Spisując moje wrażenia z Uncanny Avengers: Czerwony Cień, chciałbym wyjaśnić kilka faktów, które dla czytelników mających z mutantami styczność ostatnio za czasów wydawnictwa TM-Semic, kilku egzemplarzy od Mucha Comics, oraz tomów Wielkiej Kolekcji Marvela, mogą być niezrozumiałe. Jak już pisałem na początku – komiks, który wprowadza do realiów świata Uncanny Avengers ujrzy światło dzienne na naszym rodzimym rynku dopiero w listopadzie i choć historia jest pisana w przystępny sposób, wiele osób może mocno zadziwić to, co zobaczyli w Czerwonym Cieniu.

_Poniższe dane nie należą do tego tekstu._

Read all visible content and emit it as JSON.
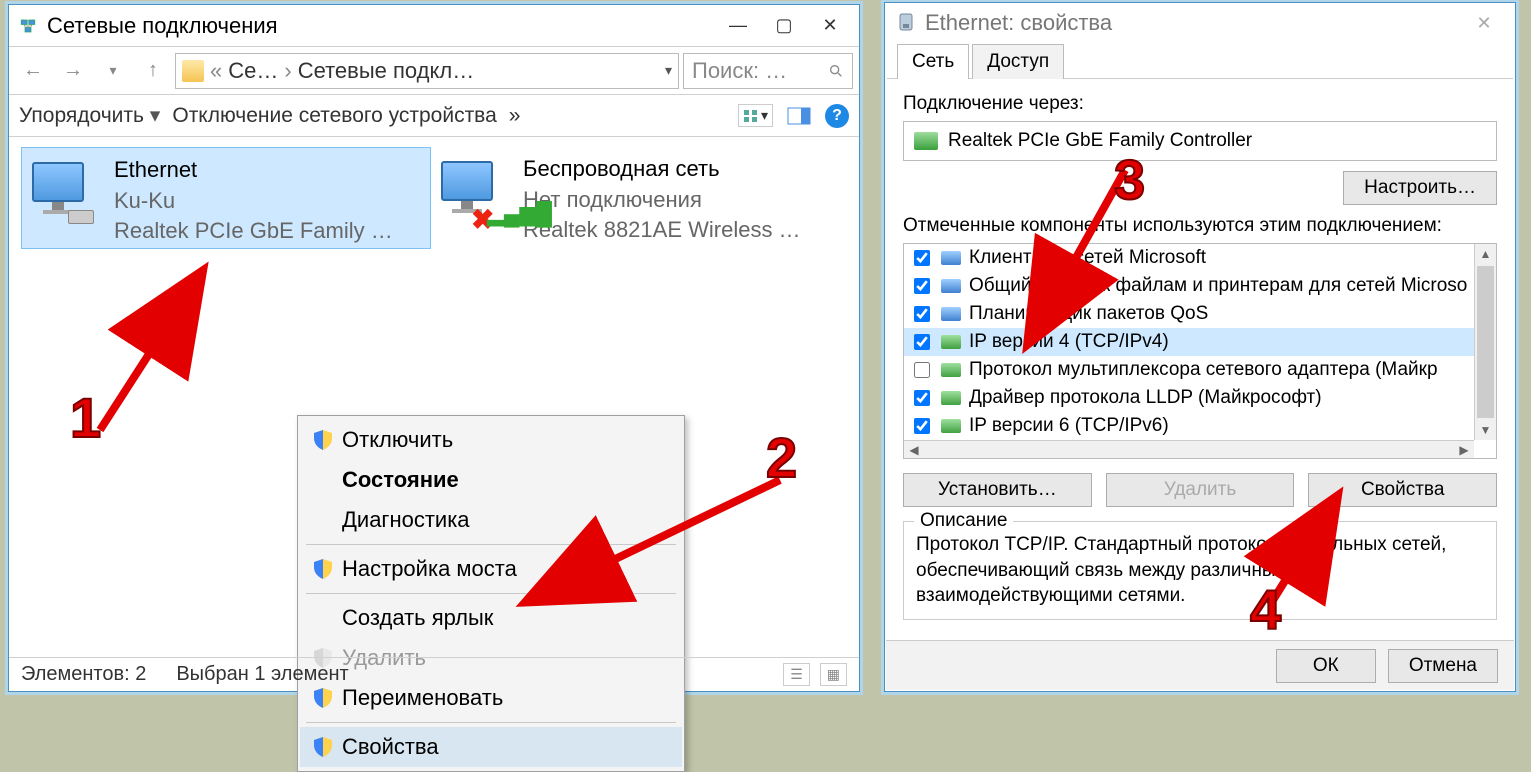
{
  "left": {
    "title": "Сетевые подключения",
    "breadcrumb": {
      "short": "Се…",
      "current": "Сетевые подкл…"
    },
    "search_placeholder": "Поиск: …",
    "toolbar": {
      "organize": "Упорядочить",
      "disable": "Отключение сетевого устройства",
      "overflow": "»"
    },
    "connections": [
      {
        "name": "Ethernet",
        "status": "Ku-Ku",
        "adapter": "Realtek PCIe GbE Family …"
      },
      {
        "name": "Беспроводная сеть",
        "status": "Нет подключения",
        "adapter": "Realtek 8821AE Wireless …"
      }
    ],
    "context_menu": {
      "disable": "Отключить",
      "status": "Состояние",
      "diagnostics": "Диагностика",
      "bridge": "Настройка моста",
      "shortcut": "Создать ярлык",
      "delete": "Удалить",
      "rename": "Переименовать",
      "properties": "Свойства"
    },
    "statusbar": {
      "count": "Элементов: 2",
      "selected": "Выбран 1 элемент"
    }
  },
  "right": {
    "title": "Ethernet: свойства",
    "tabs": {
      "network": "Сеть",
      "access": "Доступ"
    },
    "connect_via_label": "Подключение через:",
    "adapter": "Realtek PCIe GbE Family Controller",
    "configure": "Настроить…",
    "components_label": "Отмеченные компоненты используются этим подключением:",
    "components": [
      {
        "checked": true,
        "type": "blue",
        "label": "Клиент для сетей Microsoft"
      },
      {
        "checked": true,
        "type": "blue",
        "label": "Общий доступ к файлам и принтерам для сетей Microso"
      },
      {
        "checked": true,
        "type": "blue",
        "label": "Планировщик пакетов QoS"
      },
      {
        "checked": true,
        "type": "green",
        "label": "IP версии 4 (TCP/IPv4)",
        "selected": true
      },
      {
        "checked": false,
        "type": "green",
        "label": "Протокол мультиплексора сетевого адаптера (Майкр"
      },
      {
        "checked": true,
        "type": "green",
        "label": "Драйвер протокола LLDP (Майкрософт)"
      },
      {
        "checked": true,
        "type": "green",
        "label": "IP версии 6 (TCP/IPv6)"
      }
    ],
    "buttons": {
      "install": "Установить…",
      "remove": "Удалить",
      "properties": "Свойства"
    },
    "description_label": "Описание",
    "description_text": "Протокол TCP/IP. Стандартный протокол глобальных сетей, обеспечивающий связь между различными взаимодействующими сетями.",
    "ok": "ОК",
    "cancel": "Отмена"
  },
  "anno": {
    "n1": "1",
    "n2": "2",
    "n3": "3",
    "n4": "4"
  }
}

O co chodzi zatem z tym Cyclopsem? Otóż najmocniej w świadomości fanów usadowiony lider X-Men przestał wierzyć w ideały swojego mentora i od dłuższego czasu bliżej mu było do współpracy z Magneto oraz organizowania „mutanckich” partyzantek. Nie był On jednak typowym szwarccharakterem, terrorystą. Próbował robić co może dla swojej rasy, jednak w nieszczęśliwej konsekwencji zdarzeń, opętany mocą Phoenix Force (wyjaśnienie – kosmiczna moc, która wcześniej już przejęła Jean Grey, a w AvX wraz ze Scottem opanowała kilku innych członków drużyny) zabił Profesora X. I właśnie to musicie wiedzieć, kiedy widzicie na pierwszych stronach Cyclopsa w więzieniu S.H.I.E.L.D.
„X-MEN I AVENGERS RAZEM, DAJĄCY PIĘKNY PRZYKŁAD WSPÓŁPRACY”
…O tym pomyślałem z początku racząc się lekturą ze strony na stronę. Choć problem mutantów w uniwersum Marvela bardzo często wkraczał także w interesy Avengers (i odwrotnie), to nigdy w sposób widoczny „medialnie” członkowie tej drużyny nie ingerowali w sprawy, które do tej pory były podwórkiem Profesora X – ikonicznego lidera dobrej części mutantów, założyciela szkoły, wyróżniającego się w popkulturze wózkiem inwalidzkim i perfekcyjną, lśniącą łysiną. Charlesa Xaviera jednak już nie ma. Zginął, jak dowiadujemy się z komiksu, zamordowany przez jednego ze swoich najlepszych uczniów – Scotta Summersa alias Cyclops.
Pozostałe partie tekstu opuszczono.